BWW Review: ALVIN AILEY AMERICAN DANCE THEATER, 23 September 2016
Alvin Ailey American Dance Theater is touring the UK for the first time in six years, presented by the amazing Dance Consortium.
Hailed by the US Congress as "a vital American cultural ambassador to the world", the company perform original works by the late Alvin Ailey - including his most famous and critically acclaimed piece Revelations - as well works by more contemporary choreographers who contribute to the company's repertory. The opening night bill at the Birmingham Hippodrome features Ronald K Brown's Open Door, Paul Taylor's Piazzolla Caldera and Alvin Ailey's seminal Revelations.
Open Door begins with a central couple (Constance Stamatiou and Jamar Roberts) in a rhythmic modern duet, featuring repeated themes of moving forward, falling back, puzzlement, despair, and rebuilding. The Afro-Cuban beat builds and the company thrill with high kicking and fast turning, the choreography developing to include Ailey-esque stag jumps and quick, neat leaps. It's musically intricate and physically demanding, with super-fast footwork tucked into drawn-out, Latin phrases. These continual changes of pace and movement dynamic are mesmerising to watch.
Reflecting the company's rich choreographic heritage, Open Door combines symbolic movements mimicking everyday actions with Cuban-inspired salsa, deep lunging movements from Afro-American dance, and the swaying hips and laid-back attitude of modern day hip-hop. The dancers are given freedom to express their personality within the choreography, acknowledging the different cultural styles and influences within the company. This melting pot combines with the pulsating music (Luis Demetrio, Arturo O'Farrill and Tito Puente) and Al Crawford's multifaceted lighting design to create an sensation of exploration, discovery and rebirth.
Paul Taylor's Piazzolla Caldera gets off to a more traditional start, and runs the risk of becoming a little cliched as several couples perform sizzling tango duets on a shadowy stage. However, the choreography becomes more playful and exciting as Taylor fuses modern influences with traditional tango, creating a space in between these two dance paradigms. As the lamplights start to swing dizzyingly overheard, two drunken men (Kanji Segawa and Samuel Lee Roberts) perform a staggering duet, with gravity-defying lifts and hilarious innuendo.
Hope Boykin leads the company as the lovelorn woman, seemingly physically wounded by her emotional loss. Whilst her performance is not as smooth and effortless as other company members, Boykin gives an utterly committed performance packed with passion and fire.
The triple bill closes with the astonishing Revelations, which has been a mainstay of the Ailey repertoire since its premiere in 1960. In fact, it is one of the first dances that new company members learn. Reflecting African-American cultural heritage, from the deepest grief to the holiest joy, Revelations combines religious music, gospel songs and blues.

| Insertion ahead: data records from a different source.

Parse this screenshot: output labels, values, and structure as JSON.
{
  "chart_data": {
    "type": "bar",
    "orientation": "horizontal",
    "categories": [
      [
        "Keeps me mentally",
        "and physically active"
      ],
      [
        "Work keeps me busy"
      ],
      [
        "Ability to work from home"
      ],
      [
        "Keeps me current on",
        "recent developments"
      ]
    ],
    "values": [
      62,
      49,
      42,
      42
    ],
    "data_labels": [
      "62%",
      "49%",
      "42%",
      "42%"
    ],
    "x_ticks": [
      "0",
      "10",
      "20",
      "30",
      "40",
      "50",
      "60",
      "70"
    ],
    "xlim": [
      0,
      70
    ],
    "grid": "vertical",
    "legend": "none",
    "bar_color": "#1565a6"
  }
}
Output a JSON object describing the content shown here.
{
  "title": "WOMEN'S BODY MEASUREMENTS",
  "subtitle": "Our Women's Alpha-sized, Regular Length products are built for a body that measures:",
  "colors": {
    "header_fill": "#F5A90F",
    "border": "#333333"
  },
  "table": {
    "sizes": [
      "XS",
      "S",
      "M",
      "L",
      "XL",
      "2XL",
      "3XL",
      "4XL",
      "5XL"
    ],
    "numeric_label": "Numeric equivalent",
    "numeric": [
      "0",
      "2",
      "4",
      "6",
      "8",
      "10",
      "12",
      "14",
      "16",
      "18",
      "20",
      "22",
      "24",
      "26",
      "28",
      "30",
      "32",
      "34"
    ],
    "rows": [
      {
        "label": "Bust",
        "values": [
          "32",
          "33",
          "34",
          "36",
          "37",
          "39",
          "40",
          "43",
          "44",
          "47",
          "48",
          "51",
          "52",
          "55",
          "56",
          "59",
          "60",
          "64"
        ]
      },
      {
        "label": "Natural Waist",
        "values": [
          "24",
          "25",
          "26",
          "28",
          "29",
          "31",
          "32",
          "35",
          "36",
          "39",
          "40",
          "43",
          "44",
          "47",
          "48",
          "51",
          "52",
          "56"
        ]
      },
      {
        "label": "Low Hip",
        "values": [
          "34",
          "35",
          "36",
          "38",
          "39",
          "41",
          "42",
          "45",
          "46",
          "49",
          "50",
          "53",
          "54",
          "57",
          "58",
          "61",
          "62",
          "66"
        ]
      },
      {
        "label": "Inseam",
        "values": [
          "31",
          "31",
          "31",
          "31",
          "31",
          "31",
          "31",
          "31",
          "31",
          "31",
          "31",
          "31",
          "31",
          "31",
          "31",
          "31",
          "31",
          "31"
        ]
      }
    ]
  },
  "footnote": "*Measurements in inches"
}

The piece opens in stunning simplicity with "I Been 'Buked", in which the dimly lit company unites to become a single organism which opens, closes, breathes and sighs. Dancers Ghrai DeVore and Jermaine Terry embody raw sorrow and longing in "Fix Me, Jesus" with extended lifts, reaching arms and the iconic Ailey Lateral T. A trio of male dancers pick up the pace in "Sinner Man", with fast running and spinning elements.
The finale of Revelations, "Rocka My Soul in the Bosom of Abraham", exudes pure joy, with jubilant claps, reaching arms and swaying hips. Constance Stamatiou leads the company with an incomparably expressive performance; every tilt of her head conveys a new story, creating a conversation with the audience.
The organic, dynamic movement of Alvin Ailey Dance Theater is never more apparent than in Revelations, with each and every dancer conveying joy, despair, rapture and suffering with every step. This incredible freedom of movement seems to come from the very soul, each one giving their own interpretation of Ailey's choreography with the same infectious energy.
As acknowledged in a post-show interview, to see Alvin Ailey's choreography (and in particular Revelations) is to understand the essence of being human. Alvin Ailey American Dance Theater presents life in all its intricacies and complications, live on stage for our utmost enjoyment. Although this company is over 50 years old, Alvin Ailey Dance Theater remain a breath of fresh air for the contemporary dance industry - and long may they prosper.